Is the tolerance and fostering of apartheid, or at best ignoring it, in the Occupied Territories one of the shared values to which Blinken refers? Is racial segregation a value Australia shares?

Then there is the broader issue of how to characterise the occupation holistically. The Rapporteur concludes that “The Israeli occupation is illegal because it has proven not to be temporary, is deliberately administered against the best interests of the occupied population and has resulted in the annexation of occupied territory, breaching most obligations imposed on the occupying power”.

Is such a grievous breach of international law something AUKUS is premised on? Israel has, in the view of the Rapporteur, transgressed international law by the forceful acquisition of territory; the imposition of regimes of alien subjugation, domination and exploitation, including racial discrimination and apartheid; and by failing to respect the right of peoples to self-determination. The “Israeli occupation constitutes an unjustified use of force and an act of aggression”, amounting to a case of settler-colonialism which is “a war crime under the Rome Statute”. A ‘war crime’!

It jars when Blinken asserts America’s “shared interests and shared values” with Israel are rooted in “support for core democratic principles and institutions, including respect for human rights, the equal administration of justice for all, the equal rights of minority groups, the rule of law, free press, [and] a robust civil society”. Really? It is inconceivable that Blinken doesn’t know that almost everything he is saying is not true. Demonstrably and universally known to be not true.

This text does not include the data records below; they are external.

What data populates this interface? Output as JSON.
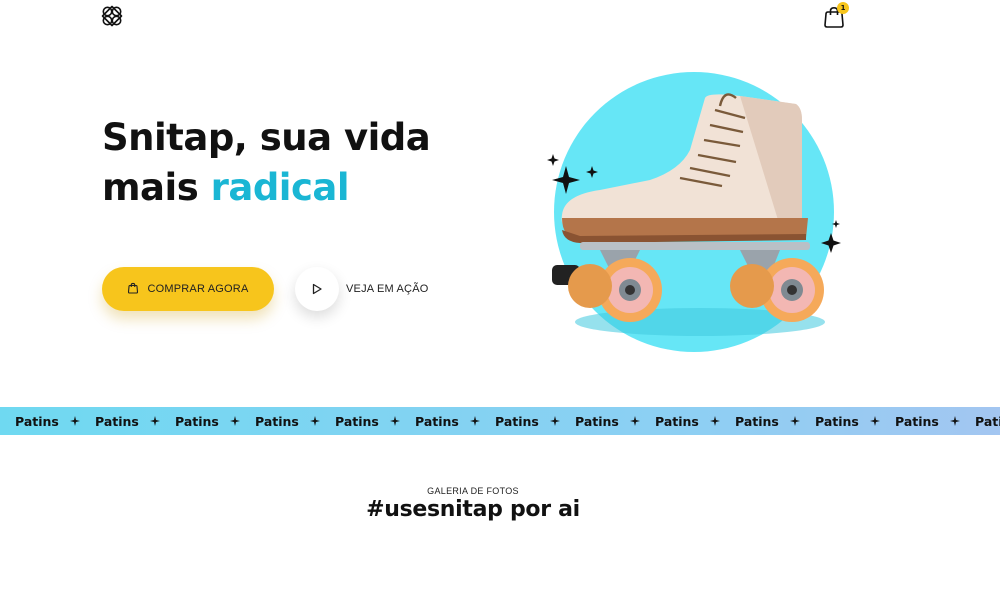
{
  "header": {
    "logo_icon": "snitap-logo-icon",
    "cart_icon": "shopping-bag-icon",
    "cart_count": "1"
  },
  "hero": {
    "title_line1": "Snitap, sua vida",
    "title_line2_plain": "mais ",
    "title_line2_accent": "radical",
    "buy_button": "COMPRAR AGORA",
    "buy_icon": "shopping-bag-icon",
    "play_icon": "play-icon",
    "watch_label": "VEJA EM AÇÃO",
    "image_alt": "roller-skate"
  },
  "ticker": {
    "word": "Patins",
    "separator_icon": "sparkle-icon"
  },
  "gallery": {
    "label": "GALERIA DE FOTOS",
    "title": "#usesnitap por ai"
  },
  "colors": {
    "accent": "#1ab6d4",
    "button": "#f7c51c",
    "circle": "#66e6f6",
    "ticker": "#6fd9f1"
  }
}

What is most disturbing though in the narrative about the higher motives underlying the foreign policy of the democracies, especially the white European and North American ones, is that they just present a thin excuse for conspiring to maintain American hegemony through violence. The shared values argument is served up to docile and suggestible electorates and media outlets to distract them from the hostile reasons underpinning much of the strategic policy positions of America. In reality, these putative shared values can be ignored or dismissed when national interests are involved.

While Israel is effectively a rogue nation, it is the hypocrisy with which the Americans can abandon the Palestinians in pursuit of the neutralisation of Iran that is astounding. Blinken fails to criticise, perhaps even implicitly countenances, racial discrimination and segregation, apartheid, illegal annexation, and warcrimes by Israel. In fact, at the joint press conference, Prime Minister Netanyahu thanked America for helping “push back on the attempts to delegitimise Israel in the United Nations”. Probably a reference to Blinken’s support in shielding Israel from the International Court of Justice. Blinken argued that bringing Israel to justice for its crimes would be “to target Israel unfairly”.

Blinken’s overt tolerance of the appalling Israeli record in Palestine is symptomatic of the real values the West seems to share when it suits. And they are fluid, adaptable, and self-serving. There are no universal and enduring values for America.